Tag Archives: #smallnervefiberneuropathy

A constant house of cards…

is the best description for life with a chronic illness.

Sometimes it feels impossible to live inside this body. It’s as though I am built out of a house of cards and the slightest puff of air can send me spiraling apart.

Every day I have to balance environment, medication, diet, exercise, mood, rest, etc. in order to minimize my pain and maximize my health. If a single thing is out of whack, my house of cards collapses to the ground and I am down for the count.

It’s a difficult feeling to live with and it can leave me feeling lonely, anxious, and depressed. I sometimes feel as though the balancing act is impossible and question why I even bother trying.

After all, how can you plan for tomorrow when you have reason to believe your plans will be cancelled? How do you take on new challenges, develop new interests or even keep up with the minimal required steps for modern life when you are repeatedly ripped away from those things by failing health?

The truth is, sometimes you do and sometimes you don’t.

There are times you can do absolutely everything right and still there is something outside of your control that wrests your meager portion of good feeling out of your hands and sends you back to the sick bed. There are too many days when everything is truly outside your control.

Then, on the good days, just the rigamarole of survival can be tiresome.

Making sure I eat enough protein, avoid inflammatory foods, drink enough water, have the right amount of electrolytes, take all my vitamins, take all my medications, stretch in morning, use the cervical pillow to stretch my neck, use the vibration plate to strengthen my legs, use the hula hoop to strengthen my core, use the balance board to combat vestibular damage, use weights to keep my arms strong enough, use trigger point balls to unlock frozen muscles, cold plunge to lower inflammation, move around to rebuild nerve fibers, have enough coffee to lower my headache pain, have enough yogurt or kombucha to maintain gut health. All on top of the normal things one does in a day to be a person.

How jealous I am of those who can just get up, shower, eat and leave for a day of activity.

I try to keep up with those things on all the days but really bad days result in missed exercise, less movement, lowered food and water intake, and less self-care, which sets me back. A string of really bad days sets me back enough to make the litany of items I have to do on my good days overwhelming and I begin to feel like my health is slipping through my hands. I worry that each setback brings me closer to further disability. I worry that each flare up is the new normal.

If I catch a lucky break and I get a long enough string of good days to catch up on laundry and cleaning and other life maintenance tasks I will start to create and engage with life again. A long enough string of good days and I start to think “maybe this time we’ve found a system that works.” Oh that’s a dangerous hope. It gives me the slightest belief that I can stay right where I am in that moment, well enough to do all the things I’m doing, and there may not be another string of bad days.

But we haven’t found a system that works because there isn’t one. There is only the house of cards, the random puffs of air, and me caught in the middle. It’s human nature to see strings of good days as a good sign and strings of bad days as a bad sign, we are pattern seekers.
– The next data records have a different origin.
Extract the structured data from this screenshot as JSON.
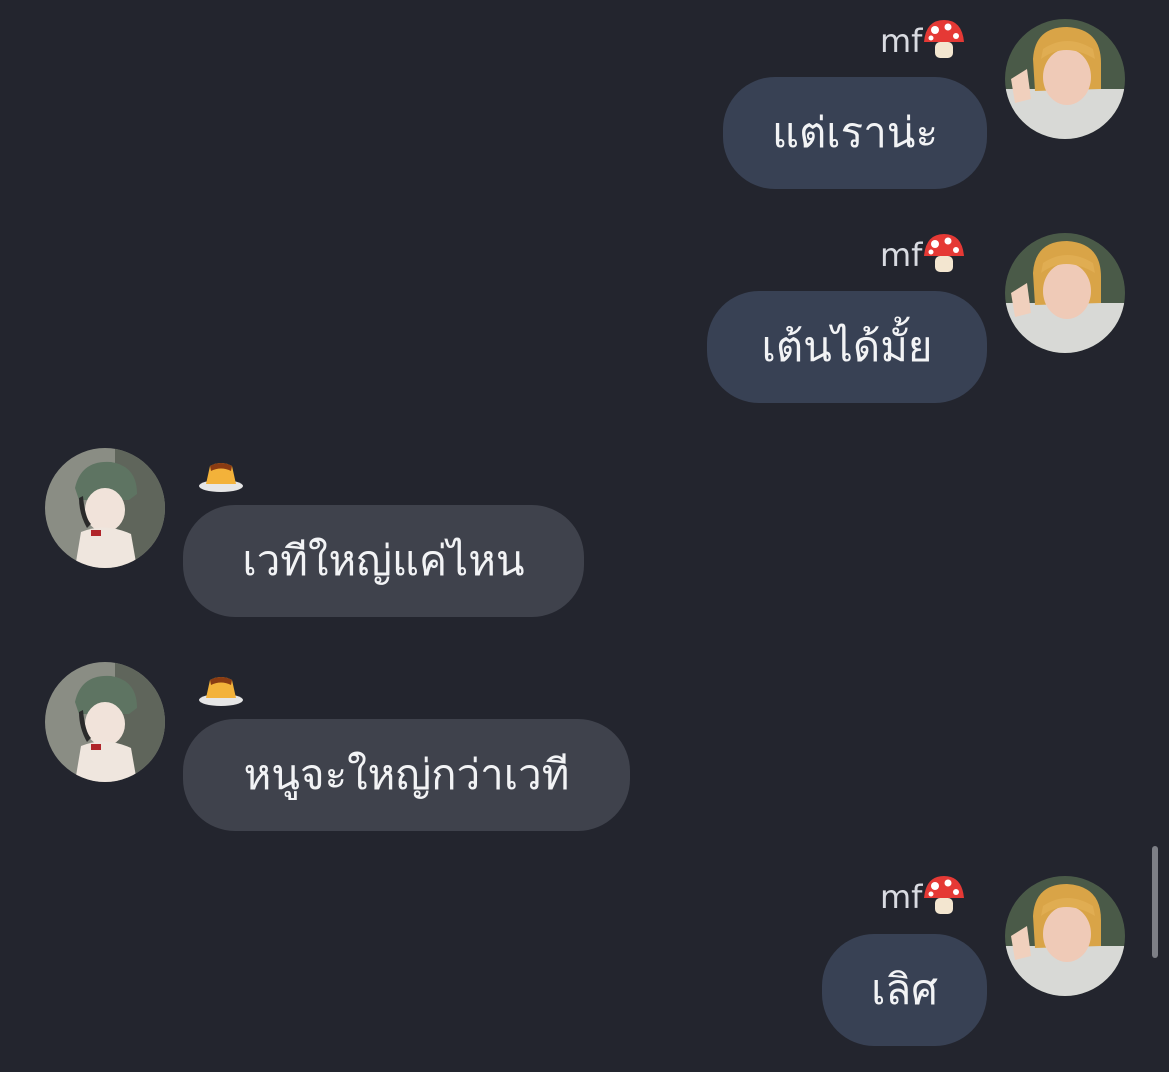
{
  "messages": [
    {
      "side": "right",
      "name": "mf",
      "name_icon": "mushroom-icon",
      "text": "แต่เราน่ะ"
    },
    {
      "side": "right",
      "name": "mf",
      "name_icon": "mushroom-icon",
      "text": "เต้นได้มั้ย"
    },
    {
      "side": "left",
      "name": "",
      "name_icon": "pudding-icon",
      "text": "เวทีใหญ่แค่ไหน"
    },
    {
      "side": "left",
      "name": "",
      "name_icon": "pudding-icon",
      "text": "หนูจะใหญ่กว่าเวที"
    },
    {
      "side": "right",
      "name": "mf",
      "name_icon": "mushroom-icon",
      "text": "เลิศ"
    }
  ],
  "colors": {
    "background": "#23252e",
    "bubble_right": "#384154",
    "bubble_left": "#3f424c",
    "text": "#f2f3f5",
    "name": "#d9dbe1"
  }
}
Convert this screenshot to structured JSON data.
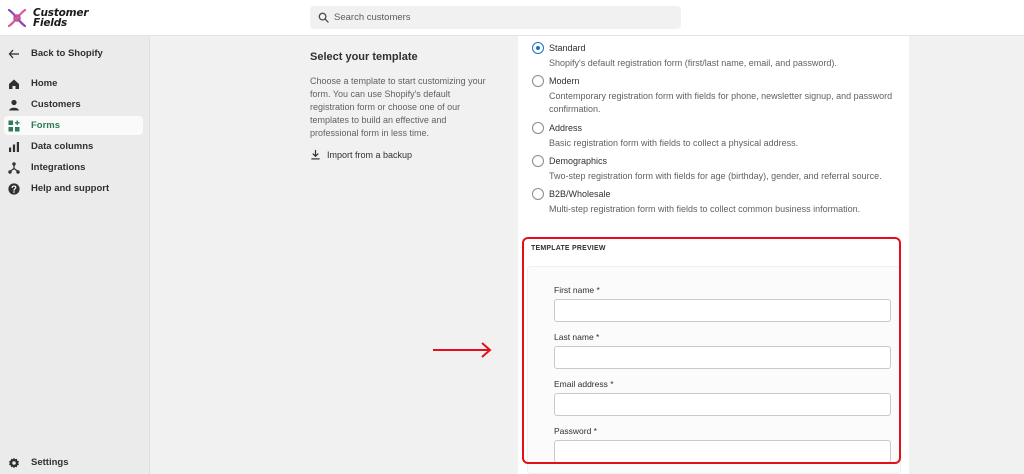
{
  "app": {
    "logo_line1": "Customer",
    "logo_line2": "Fields"
  },
  "search": {
    "placeholder": "Search customers"
  },
  "sidebar": {
    "back_label": "Back to Shopify",
    "items": [
      {
        "label": "Home",
        "icon": "home-icon"
      },
      {
        "label": "Customers",
        "icon": "person-icon"
      },
      {
        "label": "Forms",
        "icon": "forms-icon",
        "active": true
      },
      {
        "label": "Data columns",
        "icon": "bar-chart-icon"
      },
      {
        "label": "Integrations",
        "icon": "integrations-icon"
      },
      {
        "label": "Help and support",
        "icon": "help-icon"
      }
    ],
    "settings_label": "Settings"
  },
  "template_section": {
    "title": "Select your template",
    "description": "Choose a template to start customizing your form. You can use Shopify's default registration form or choose one of our templates to build an effective and professional form in less time.",
    "import_label": "Import from a backup"
  },
  "templates": [
    {
      "label": "Standard",
      "description": "Shopify's default registration form (first/last name, email, and password).",
      "selected": true
    },
    {
      "label": "Modern",
      "description": "Contemporary registration form with fields for phone, newsletter signup, and password confirmation.",
      "selected": false
    },
    {
      "label": "Address",
      "description": "Basic registration form with fields to collect a physical address.",
      "selected": false
    },
    {
      "label": "Demographics",
      "description": "Two-step registration form with fields for age (birthday), gender, and referral source.",
      "selected": false
    },
    {
      "label": "B2B/Wholesale",
      "description": "Multi-step registration form with fields to collect common business information.",
      "selected": false
    }
  ],
  "preview": {
    "title": "TEMPLATE PREVIEW",
    "fields": [
      {
        "label": "First name *",
        "value": ""
      },
      {
        "label": "Last name *",
        "value": ""
      },
      {
        "label": "Email address *",
        "value": ""
      },
      {
        "label": "Password *",
        "value": ""
      }
    ]
  },
  "colors": {
    "accent_green": "#2e7b56",
    "radio_blue": "#1f6fbf",
    "annotation_red": "#e3101a"
  }
}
In reality, my only reliable pattern here is unpredictability.

WHY IS THE AIR SHARP?

HOLY MOTHER OF HELL! WTF!?

There I was, managing my life with small nerve fiber neuropathy when BLAMMO suddenly one evening my hands and fingers felt like I was playing with slivers of broken glass anytime I touched anything.

This was not some gradual slide over time either. I work with my hands all the time. I use yarn, paper, glue, fabric, rocks, paints, cardboard, you name it. Usually I am fine.

Not this time. This time I’m folding my laundry and putting it away and then my socks are razor blades.

It – to understate it – sucked.

I took half an Ativan under the theory that it’s designed to send nerves into a coma and went to bed.

The next day I was a bit better though am definitely still more sensitive than I would like, all over really. I messaged my Doc and he asked “Have you been under more stress lately?”

Well duh, yeah, but knowing why I’m in a flare up doesn’t help me. You try to avoid stress when you are the disabled mother of a high school and college student, wife of a cop, and daughter/caretaker of two aging parents. It’s not like I get to just not be in stressful situations. In fact, trying to avoid them is like trying to keep cats out of a room, the harder you work to keep them out the more they want to get in.

So now that we’ve acknowledged that being a vibrating ball of stress is kind of my daily life can we move on to management please?